Allie se había marchado a Italia con sus elegantes compañeros de escuela para ir a ver ropa a Milán, menuda ocurrencia. Mamá había dejado a Ted y Jean y se había vuelto a instalar en nuestra antigua casa, y yo no quería que estuviera sola. Afortunadamente, había recuperado su empleo en la zapatería y ya sólo teníamos que pasar juntos las tardes y los fines de semana. Mamá se encontraba mucho mejor y volvía a estar activa, aunque en casa de Ted y Jean había engordado mucho.

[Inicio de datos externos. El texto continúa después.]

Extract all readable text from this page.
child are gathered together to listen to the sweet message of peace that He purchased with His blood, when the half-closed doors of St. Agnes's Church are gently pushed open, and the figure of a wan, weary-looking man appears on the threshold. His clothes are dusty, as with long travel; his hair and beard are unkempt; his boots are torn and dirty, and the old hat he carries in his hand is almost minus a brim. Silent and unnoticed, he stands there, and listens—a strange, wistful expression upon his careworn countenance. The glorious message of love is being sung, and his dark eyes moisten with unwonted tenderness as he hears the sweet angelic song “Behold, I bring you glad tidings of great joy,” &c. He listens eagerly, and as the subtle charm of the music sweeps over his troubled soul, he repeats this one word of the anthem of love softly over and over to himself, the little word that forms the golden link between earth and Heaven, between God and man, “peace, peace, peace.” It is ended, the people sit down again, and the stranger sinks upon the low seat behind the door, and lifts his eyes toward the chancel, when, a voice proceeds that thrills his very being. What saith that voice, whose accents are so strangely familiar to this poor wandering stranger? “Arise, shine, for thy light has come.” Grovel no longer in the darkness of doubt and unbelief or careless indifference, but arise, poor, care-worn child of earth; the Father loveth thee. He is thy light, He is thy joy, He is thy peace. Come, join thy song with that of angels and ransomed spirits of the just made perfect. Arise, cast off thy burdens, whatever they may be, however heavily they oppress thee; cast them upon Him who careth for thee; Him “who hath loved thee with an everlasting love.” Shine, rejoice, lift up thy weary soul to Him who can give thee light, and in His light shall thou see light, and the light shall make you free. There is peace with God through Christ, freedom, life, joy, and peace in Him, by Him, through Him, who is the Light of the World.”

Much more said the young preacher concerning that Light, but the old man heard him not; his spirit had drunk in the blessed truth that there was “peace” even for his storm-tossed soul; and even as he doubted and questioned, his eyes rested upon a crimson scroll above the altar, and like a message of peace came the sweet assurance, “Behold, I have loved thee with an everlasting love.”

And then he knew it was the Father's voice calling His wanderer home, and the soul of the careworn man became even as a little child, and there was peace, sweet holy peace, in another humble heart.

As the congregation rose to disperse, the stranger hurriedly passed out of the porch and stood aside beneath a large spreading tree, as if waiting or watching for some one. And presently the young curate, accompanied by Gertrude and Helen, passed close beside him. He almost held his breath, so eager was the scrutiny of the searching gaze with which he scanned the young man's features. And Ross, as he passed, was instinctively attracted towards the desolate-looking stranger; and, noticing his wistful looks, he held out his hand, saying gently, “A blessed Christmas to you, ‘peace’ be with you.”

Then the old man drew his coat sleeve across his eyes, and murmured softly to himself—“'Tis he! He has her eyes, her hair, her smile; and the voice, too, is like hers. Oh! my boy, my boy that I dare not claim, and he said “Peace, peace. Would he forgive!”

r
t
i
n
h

Seguía sin hablar demasiado y disimulaba su pena y su herida para no tener que oír voces y comentarios trillados. Con todo, asistí a la transformación de aquella casa que pasó de ser un lugar donde cobijarse -pues nunca había sido más que eso, un cobijo funcional que los niños ponían patas arriba- a convertirse en su hogar. Por primera vez, la vi llevar pantalones, se puso régimen y se dejó crecer el pelo. Compró una mesa de madera de pino a un chamarilero y, paso a paso, la lijó en el jardín y luego la barnizó, algo que nunca había hecho, que ni siquiera se le había ocurrido hacer. Hasta me sorprendió que supiera qué era el papel de lija, aunque yo podía meter mucho la pata con la gente Tenía también unas sillas de mimbre de lo más enclenques alrededor de la mesa, que yo me había encargado de cargar sobre la cabeza, y mamá solía pasarse ahí sentada horas y horas haciendo caligrafía, escribiendo felicitaciones de aniversario y Navidad en tarjetones cuadrados de cartulina. Hacía la limpieza más a fondo que nunca, con interés y entusiasmo (había dejado de ser una obligación), se arrodillaba cepillo de fregar en mano y, con un cubo de agua, limpiaba zócalos y detrás de los armarios. Lavó el papel pintado de las paredes y dio una nueva capa a todas las puertas que llevaban las marcas de nuestros dedos. Además compró macetas nuevas para todas las plantas de la casa y se aficionó a la ópera.